Thank you for your letter. You are having a difficult time. Firstly, I am very sorry that you were bullied when you were growing up. Being bullied can stay with you for a lifetime. But it can also make you strong.
You survived it. So, you are resilient and you are strong. A lot stronger than you give yourself credit for.
When we become targeted by a bully, we so often blame ourselves. We internalise it and say something like, ‘they must have spotted that I was weak’ or ‘it’s my fault: I stood out’. This gives the bully far more power than they ever had.
Being bullied doesn’t mean there is something wrong with you; it means there is something wrong with the bully.
They might have seen something in you that they wished they had and that is why they targeted you. I was talking with a client recently, who bullied his classmates because he wanted them to feel how his dad made him feel.
There was such terrible shame and sadness in the room, as he delineated all the pain he had brought into his classmates’ lives.
How important it would be for those children who were bullied to hear this, because they are probably blaming themselves. And, of course, it is not about them. It is never really about the person being targeted.
You were bullied as a child and now you find yourself in the presence of another bully. You are not that child anymore. It’s about time you realised that. It’s about time you valued yourself, and, yes, you can stand up to your boss. Just because he is your boss does not give him the right to treat you this way.
You are only a victim as long as you view yourself as a victim. What advice would you give to your younger self, if he were sitting in front of you? More than likely, you would tell that child to stand up for himself, not to allow anyone diminish him, and to hang in there, because it will all work out.

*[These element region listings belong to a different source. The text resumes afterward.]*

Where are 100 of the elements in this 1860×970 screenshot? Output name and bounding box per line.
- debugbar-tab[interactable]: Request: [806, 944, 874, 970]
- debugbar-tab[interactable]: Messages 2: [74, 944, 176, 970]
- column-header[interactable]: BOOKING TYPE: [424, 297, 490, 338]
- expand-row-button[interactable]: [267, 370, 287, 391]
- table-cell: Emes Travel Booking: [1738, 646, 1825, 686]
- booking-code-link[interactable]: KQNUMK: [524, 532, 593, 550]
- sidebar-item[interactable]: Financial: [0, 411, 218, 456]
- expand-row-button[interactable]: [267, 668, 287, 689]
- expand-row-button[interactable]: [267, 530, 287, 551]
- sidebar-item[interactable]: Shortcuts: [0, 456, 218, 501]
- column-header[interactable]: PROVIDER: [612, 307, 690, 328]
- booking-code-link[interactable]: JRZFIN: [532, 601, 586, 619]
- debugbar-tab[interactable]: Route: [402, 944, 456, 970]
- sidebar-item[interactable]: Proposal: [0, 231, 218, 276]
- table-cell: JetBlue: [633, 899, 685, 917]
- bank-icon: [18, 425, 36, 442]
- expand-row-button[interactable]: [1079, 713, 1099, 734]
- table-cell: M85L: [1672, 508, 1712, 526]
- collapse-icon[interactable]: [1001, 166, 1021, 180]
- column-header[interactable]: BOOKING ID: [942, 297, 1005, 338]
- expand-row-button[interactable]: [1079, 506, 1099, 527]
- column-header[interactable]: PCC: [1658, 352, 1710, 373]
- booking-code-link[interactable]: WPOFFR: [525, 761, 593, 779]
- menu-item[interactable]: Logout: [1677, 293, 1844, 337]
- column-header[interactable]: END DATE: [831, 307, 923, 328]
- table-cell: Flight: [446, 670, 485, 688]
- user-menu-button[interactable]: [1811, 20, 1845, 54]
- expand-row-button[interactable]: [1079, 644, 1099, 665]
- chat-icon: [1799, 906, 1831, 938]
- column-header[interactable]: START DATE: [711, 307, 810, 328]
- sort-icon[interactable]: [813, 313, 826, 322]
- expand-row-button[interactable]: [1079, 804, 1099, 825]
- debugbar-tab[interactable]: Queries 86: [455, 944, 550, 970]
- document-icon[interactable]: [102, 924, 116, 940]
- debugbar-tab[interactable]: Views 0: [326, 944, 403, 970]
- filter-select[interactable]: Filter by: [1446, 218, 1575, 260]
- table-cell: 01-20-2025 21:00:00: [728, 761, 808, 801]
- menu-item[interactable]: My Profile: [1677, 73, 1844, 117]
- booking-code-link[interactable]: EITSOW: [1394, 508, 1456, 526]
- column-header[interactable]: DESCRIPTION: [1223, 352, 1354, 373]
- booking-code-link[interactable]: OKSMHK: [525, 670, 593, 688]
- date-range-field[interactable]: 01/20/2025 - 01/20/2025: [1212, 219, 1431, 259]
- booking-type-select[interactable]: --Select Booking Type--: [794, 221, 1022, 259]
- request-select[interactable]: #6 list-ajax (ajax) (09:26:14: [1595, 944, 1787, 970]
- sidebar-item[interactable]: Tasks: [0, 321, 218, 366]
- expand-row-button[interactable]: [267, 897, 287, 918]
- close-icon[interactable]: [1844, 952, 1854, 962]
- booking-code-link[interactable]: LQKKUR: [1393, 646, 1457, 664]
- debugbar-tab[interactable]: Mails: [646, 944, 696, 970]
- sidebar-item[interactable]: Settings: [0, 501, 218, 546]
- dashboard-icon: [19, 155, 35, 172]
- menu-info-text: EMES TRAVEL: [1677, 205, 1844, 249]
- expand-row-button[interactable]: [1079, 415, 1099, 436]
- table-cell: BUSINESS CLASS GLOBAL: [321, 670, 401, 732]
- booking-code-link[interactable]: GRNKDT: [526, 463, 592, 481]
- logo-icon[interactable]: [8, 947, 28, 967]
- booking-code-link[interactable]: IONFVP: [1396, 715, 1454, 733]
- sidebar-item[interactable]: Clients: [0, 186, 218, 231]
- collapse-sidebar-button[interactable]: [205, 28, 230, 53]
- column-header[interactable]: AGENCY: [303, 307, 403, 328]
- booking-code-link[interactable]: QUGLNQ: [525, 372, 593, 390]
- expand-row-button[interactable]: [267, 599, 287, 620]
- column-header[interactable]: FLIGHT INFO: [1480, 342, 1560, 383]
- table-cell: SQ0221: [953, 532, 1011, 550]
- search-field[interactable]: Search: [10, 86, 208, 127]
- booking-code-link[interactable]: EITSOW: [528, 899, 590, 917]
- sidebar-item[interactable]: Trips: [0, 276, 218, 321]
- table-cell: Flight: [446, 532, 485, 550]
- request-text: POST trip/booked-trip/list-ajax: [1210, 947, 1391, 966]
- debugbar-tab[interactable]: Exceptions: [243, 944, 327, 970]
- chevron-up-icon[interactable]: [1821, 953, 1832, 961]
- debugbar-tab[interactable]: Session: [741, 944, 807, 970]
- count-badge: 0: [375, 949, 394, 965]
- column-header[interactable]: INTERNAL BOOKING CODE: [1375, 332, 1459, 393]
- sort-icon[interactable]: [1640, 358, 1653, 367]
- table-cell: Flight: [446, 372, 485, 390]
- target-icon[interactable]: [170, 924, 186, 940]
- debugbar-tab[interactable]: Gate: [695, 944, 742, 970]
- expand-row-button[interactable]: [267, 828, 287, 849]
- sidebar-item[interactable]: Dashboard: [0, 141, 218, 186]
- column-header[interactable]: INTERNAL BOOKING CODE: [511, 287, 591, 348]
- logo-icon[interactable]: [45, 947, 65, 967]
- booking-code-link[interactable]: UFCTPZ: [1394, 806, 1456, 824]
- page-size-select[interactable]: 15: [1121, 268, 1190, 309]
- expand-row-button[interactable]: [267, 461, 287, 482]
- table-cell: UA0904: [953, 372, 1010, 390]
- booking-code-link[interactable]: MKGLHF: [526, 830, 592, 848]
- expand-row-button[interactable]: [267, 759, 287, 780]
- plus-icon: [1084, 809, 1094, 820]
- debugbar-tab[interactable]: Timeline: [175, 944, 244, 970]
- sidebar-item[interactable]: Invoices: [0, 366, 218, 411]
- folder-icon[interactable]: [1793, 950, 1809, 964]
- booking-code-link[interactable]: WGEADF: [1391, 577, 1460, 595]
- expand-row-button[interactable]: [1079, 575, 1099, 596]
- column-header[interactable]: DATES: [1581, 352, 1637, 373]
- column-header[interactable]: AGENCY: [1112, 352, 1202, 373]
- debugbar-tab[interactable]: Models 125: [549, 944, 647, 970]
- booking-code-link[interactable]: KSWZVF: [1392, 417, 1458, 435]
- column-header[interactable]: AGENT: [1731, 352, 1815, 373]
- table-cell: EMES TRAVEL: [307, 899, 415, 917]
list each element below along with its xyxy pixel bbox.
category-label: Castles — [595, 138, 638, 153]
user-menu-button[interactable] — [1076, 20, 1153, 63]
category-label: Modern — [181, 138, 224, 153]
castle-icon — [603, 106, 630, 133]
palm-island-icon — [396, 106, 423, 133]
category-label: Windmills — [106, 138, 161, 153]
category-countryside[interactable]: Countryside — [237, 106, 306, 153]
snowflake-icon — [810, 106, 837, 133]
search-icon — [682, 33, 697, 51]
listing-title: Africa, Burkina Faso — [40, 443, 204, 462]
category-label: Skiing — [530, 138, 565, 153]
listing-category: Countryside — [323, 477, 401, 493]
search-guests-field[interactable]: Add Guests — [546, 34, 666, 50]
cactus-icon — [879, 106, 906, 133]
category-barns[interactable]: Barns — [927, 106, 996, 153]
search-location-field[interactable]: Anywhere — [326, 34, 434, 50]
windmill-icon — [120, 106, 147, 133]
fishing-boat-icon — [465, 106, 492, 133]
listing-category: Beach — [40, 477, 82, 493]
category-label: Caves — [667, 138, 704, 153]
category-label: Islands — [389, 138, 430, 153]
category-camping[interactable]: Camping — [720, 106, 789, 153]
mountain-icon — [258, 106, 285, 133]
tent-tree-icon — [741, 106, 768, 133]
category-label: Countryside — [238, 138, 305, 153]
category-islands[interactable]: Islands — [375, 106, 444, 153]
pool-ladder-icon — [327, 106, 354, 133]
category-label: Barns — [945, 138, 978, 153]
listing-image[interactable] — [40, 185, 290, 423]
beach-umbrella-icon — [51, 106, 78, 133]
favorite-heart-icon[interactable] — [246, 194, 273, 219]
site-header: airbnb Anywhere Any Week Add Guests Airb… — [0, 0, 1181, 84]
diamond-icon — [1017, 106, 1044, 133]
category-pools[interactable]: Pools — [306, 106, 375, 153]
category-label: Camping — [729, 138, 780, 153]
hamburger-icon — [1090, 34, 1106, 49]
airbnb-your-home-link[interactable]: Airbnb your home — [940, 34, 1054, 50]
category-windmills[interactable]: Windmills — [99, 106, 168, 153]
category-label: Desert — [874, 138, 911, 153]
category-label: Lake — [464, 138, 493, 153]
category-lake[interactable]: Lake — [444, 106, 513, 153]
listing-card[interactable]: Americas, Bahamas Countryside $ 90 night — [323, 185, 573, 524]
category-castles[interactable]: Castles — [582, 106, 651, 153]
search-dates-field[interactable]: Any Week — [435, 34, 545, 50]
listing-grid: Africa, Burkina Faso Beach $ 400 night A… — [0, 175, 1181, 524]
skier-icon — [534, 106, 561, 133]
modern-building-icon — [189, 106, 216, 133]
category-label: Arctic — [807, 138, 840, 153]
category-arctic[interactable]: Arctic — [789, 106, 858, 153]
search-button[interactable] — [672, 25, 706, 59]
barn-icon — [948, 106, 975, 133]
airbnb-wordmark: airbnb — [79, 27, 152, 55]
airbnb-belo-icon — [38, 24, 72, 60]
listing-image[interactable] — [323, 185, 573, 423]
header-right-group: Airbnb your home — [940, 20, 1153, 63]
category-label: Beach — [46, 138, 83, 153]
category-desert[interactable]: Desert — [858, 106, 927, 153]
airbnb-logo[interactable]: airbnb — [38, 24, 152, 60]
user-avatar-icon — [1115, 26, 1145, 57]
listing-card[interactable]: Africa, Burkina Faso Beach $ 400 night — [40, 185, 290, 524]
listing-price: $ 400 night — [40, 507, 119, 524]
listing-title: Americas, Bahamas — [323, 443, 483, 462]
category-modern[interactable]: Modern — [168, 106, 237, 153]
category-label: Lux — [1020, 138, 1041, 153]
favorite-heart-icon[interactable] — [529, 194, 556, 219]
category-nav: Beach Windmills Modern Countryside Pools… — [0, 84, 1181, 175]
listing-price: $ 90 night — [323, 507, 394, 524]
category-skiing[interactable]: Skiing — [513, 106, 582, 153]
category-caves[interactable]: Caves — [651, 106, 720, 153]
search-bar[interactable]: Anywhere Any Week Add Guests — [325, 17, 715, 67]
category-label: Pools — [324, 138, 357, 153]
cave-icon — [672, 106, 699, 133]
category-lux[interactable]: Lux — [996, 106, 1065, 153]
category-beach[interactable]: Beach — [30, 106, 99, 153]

People treat us how we allow them to treat us. That’s not about blame, but about understanding that when we value ourselves, people see that and interact with us accordingly.
When a bully sees that someone has a poor sense of self, they target them, because they reflect something back about themselves that they don’t like.
Anyone who has a positive sense of self does not engage in bullying behaviour. Therefore, bullies are weak.
Knowing that should shift how you see your boss. He is weak and obviously should not be in a position of power.
That said: what are you going to do about it? Are you going to avoid work and let him position you like that? You are a father now. What will you tell your children about handling bullies. We all meet them: so what will you say? Run away from them?
It is about time you shook off your childhood experiences: you are not a child anymore.
- This just might be the time you found the strength you have to deal with this situation:
- 1. Build your case. Record every incident that occurs
- 2. When he calls you the name that is designed to diminish you, tell him, in front of your colleagues, ‘please stop calling me that, it’s childish and inappropriate’. By staying silent, you are complicit. Never give a bully that power. When you call a bully out on their behaviour, they generally never do it again. Because they know they cannot get away with it.
- 3. If his behaviour continues, talk to HR, and explain what is happening to you
- 4. I would speak with your boss and calmly explain how you have experienced him in work. Make a record of the conversation. He is not untouchable. I’d imagine you are not the first person who has experienced him in this way. You might be the last, if he knows he cannot get away with it
Remember, it is the bully that has a problem, not the person they target. The more you suffer in silence, the more power you are giving him.
A bully exists in those silent spaces. Take that from him, show your colleagues you are no longer going to accept his behaviour, and show that child in you that you are someone to be valued and respected.